Article ID: | iaor2016957 |
Volume: | 32 |
Issue: | 3 |
Start Page Number: | 753 |
End Page Number: | 765 |
Publication Date: | Apr 2016 |
Journal: | Quality and Reliability Engineering International |
Authors: | Wang Hao-Wei, Xu Ting-Xue, Wang Wei-Ya |
Keywords: | forecasting: applications |
Precisely predicting the remaining life for an individual plays an important role in condition‐based maintenance, so Bayesian inference method, which can integrate useful data from several sources to improve the prediction accuracy, has became a research hot. Aiming at the situation that accelerated degradation tests have been widely applied to assess the reliability of products, a remaining life prediction method based on Bayesian inference by taking accelerated degradation data as prior information is proposed.

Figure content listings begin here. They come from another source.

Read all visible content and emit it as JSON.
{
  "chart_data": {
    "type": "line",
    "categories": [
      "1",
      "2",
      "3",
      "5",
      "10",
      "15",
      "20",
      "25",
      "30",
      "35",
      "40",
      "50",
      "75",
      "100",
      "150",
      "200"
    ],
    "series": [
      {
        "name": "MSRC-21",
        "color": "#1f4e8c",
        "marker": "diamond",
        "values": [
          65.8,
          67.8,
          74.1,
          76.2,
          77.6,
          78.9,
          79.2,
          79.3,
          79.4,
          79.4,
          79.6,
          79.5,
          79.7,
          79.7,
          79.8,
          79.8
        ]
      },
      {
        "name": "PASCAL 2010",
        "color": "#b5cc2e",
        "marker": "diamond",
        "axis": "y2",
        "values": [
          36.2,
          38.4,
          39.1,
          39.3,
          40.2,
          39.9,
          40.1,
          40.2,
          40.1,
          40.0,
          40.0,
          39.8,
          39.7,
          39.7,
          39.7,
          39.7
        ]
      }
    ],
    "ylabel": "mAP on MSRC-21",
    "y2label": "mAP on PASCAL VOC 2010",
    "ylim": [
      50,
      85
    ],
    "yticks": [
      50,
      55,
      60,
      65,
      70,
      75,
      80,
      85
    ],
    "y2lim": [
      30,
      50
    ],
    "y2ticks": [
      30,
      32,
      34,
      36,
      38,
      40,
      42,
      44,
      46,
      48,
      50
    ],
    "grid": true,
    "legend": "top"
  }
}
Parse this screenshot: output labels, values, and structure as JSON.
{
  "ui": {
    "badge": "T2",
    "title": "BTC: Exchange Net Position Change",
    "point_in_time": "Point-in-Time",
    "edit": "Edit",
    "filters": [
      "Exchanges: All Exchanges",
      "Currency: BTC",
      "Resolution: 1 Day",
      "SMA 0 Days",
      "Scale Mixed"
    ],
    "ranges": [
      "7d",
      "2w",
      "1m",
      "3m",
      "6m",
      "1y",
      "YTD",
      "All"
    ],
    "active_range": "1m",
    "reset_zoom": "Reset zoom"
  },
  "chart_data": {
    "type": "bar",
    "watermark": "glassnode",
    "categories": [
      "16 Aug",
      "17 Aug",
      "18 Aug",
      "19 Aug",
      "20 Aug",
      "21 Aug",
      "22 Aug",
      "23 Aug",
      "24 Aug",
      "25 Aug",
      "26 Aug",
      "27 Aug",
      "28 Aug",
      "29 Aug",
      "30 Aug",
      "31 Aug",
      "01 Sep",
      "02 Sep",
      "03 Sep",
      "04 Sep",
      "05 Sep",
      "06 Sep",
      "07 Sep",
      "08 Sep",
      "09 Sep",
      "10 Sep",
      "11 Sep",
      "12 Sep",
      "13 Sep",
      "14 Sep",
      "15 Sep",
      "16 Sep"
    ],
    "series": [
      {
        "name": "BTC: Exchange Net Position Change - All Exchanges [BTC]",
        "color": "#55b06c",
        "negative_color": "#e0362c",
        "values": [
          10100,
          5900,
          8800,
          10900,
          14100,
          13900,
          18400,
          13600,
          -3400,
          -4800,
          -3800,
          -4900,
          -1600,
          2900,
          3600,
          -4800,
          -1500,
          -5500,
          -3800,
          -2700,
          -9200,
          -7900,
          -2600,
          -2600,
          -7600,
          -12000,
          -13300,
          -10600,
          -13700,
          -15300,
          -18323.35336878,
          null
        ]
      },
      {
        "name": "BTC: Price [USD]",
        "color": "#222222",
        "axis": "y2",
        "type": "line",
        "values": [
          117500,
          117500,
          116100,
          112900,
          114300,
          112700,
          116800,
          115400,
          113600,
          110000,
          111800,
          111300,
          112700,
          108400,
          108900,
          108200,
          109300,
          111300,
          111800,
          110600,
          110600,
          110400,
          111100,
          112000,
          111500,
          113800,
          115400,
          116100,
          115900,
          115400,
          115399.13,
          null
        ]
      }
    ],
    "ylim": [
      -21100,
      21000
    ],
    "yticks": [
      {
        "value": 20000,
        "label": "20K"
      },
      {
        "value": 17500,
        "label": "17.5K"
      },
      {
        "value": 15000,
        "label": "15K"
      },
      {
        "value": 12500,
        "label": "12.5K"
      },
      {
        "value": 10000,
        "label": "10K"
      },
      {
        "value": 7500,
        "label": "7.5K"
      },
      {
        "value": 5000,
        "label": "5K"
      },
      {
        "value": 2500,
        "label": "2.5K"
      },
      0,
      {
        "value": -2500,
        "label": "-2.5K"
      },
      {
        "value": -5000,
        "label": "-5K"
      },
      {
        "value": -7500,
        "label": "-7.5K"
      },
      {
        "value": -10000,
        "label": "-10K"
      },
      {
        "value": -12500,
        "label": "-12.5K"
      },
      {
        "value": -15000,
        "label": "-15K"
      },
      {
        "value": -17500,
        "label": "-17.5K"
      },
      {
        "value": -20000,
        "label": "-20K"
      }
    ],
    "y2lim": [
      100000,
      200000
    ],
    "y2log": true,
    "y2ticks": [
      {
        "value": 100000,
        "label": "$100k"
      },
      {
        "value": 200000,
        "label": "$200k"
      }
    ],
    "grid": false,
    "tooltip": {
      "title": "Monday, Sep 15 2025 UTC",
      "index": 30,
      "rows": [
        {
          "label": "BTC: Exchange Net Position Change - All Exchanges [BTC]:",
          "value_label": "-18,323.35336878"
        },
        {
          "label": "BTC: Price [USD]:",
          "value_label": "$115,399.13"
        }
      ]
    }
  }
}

A Wiener process with random drift, diffusion parameters is used to model degradation data, and conjugate prior distributions of random parameters are adopted. To solve the problem that it is hard to estimate the hyper parameters from accelerated degradation data using an Expectation Maximization algorithm, a data extrapolation method is developed. With acceleration factors, degradation data are extrapolated from accelerated stress levels to the normal use stress level. Acceleration factor constant hypothesis is used to deduce the expression of acceleration factor for a Wiener degradation model. Besides, simulation tests are designed to validate the proposed method. The method of constructing the confidence levels for the remaining life predictions is also provided. Finally, a case study is used to illustrate the application of our developed method.